‘Excluding private varsities from TETFund unacceptable’

TETFUND

The Vice Chancellor, Dominion University, Ibadan, Prof.  Abel Olorunnisola, has faulted the Academic Staff Union of Universities (ASUU), for kicking against the inclusion of private universities in Tertiary Education Trust Fund’s (TETFund) financial intervention. 

Olorunnnisola said it is wrong for ASUU or other stakeholders to believe that private universities were established primarily to make profit.
He lamented that most private institutions are not making profit, but are only rendering service and supporting the socio-economic development of the country.

Addressing journalists at the Lagos-Ibadan expressway campus of the institution ahead of its maiden convocation ceremony, Olorunnisola said on Friday, October 20, the institution will be graduating a total of 96 students, who have completed their academic training in the 11 academic programmes being run by the school.

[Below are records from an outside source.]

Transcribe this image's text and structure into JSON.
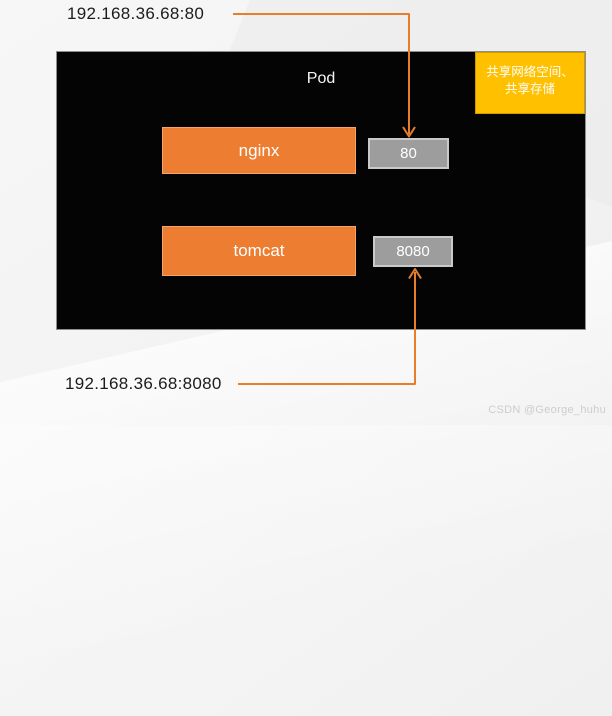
{
  "colors": {
    "background": "#f4f4f4",
    "pod_fill": "#040404",
    "container_orange": "#ED7D31",
    "note_gold": "#FFC000",
    "port_gray": "#9d9d9d",
    "port_border": "#c9c9c9",
    "connector_orange": "#E87E2B",
    "annotation_text": "#1c1c1c",
    "watermark_gray": "#cdcdcd"
  },
  "annotations": {
    "top": "192.168.36.68:80",
    "bottom": "192.168.36.68:8080"
  },
  "pod": {
    "title": "Pod",
    "shared_note": {
      "line1": "共享网络空间、",
      "line2": "共享存储"
    },
    "containers": [
      {
        "name": "nginx",
        "port": "80"
      },
      {
        "name": "tomcat",
        "port": "8080"
      }
    ]
  },
  "watermark": "CSDN @George_huhu"
}
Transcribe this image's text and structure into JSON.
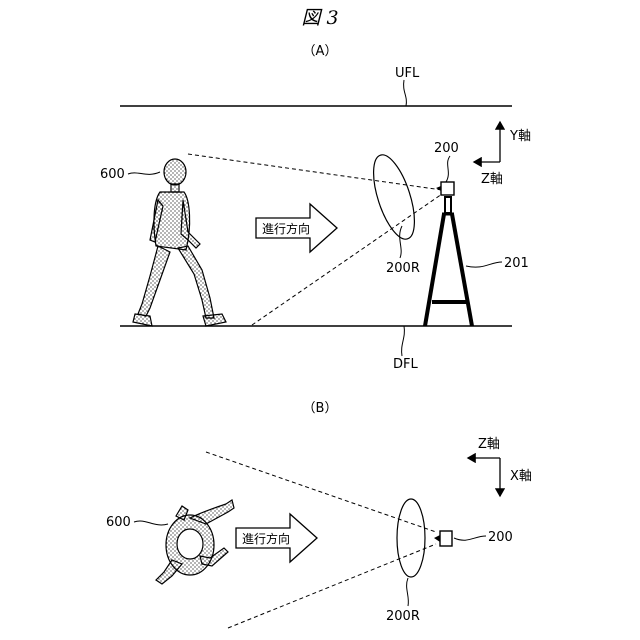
{
  "figure": {
    "title": "図 3",
    "panel_a": {
      "label": "（A）",
      "upper_floor_label": "UFL",
      "lower_floor_label": "DFL",
      "person_ref": "600",
      "camera_ref": "200",
      "stand_ref": "201",
      "range_ref": "200R",
      "direction_text": "進行方向",
      "axis_y": "Y軸",
      "axis_z": "Z軸"
    },
    "panel_b": {
      "label": "（B）",
      "person_ref": "600",
      "camera_ref": "200",
      "range_ref": "200R",
      "direction_text": "進行方向",
      "axis_z": "Z軸",
      "axis_x": "X軸"
    }
  }
}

According to him, ‘a total of 22 students, representing 22.9 per cent graduated in the first class division, 53 or 55.2 per cent in the second class upper division and 21 or 21.9 per cent in the second class lower division. 

The overall best graduating student, Olaoluwani Israel Oseni graduated with a Cumulative Grade Point Average (CGPA) of 4.88/5.00 in Computer Science.

He said: “The TETFund came up as a result of a strike in 1992. The law that sets up the agency did not envision the barrage of private universities we have now. The fund is a tax from the private sector. All universities are producing manpower for the country. 

‘’The private universities need to be included because they are also contributing to the socio-economic development of the country. It may not be on equal measure, but excluding them is not good at all. The thinking that private universities are set up to make money is not right, private universities are not for profit making. The goal is not to make money, but to provide the needed manpower for the country. For 20 years, some of them may not make anything,” Olorunnisola lamented.

The Chancellor, Bishop Victor Adelakun, said: ‘’Service must come first. By the time the graduates start working, in the next few years, we will begin to see what we have injected in them.”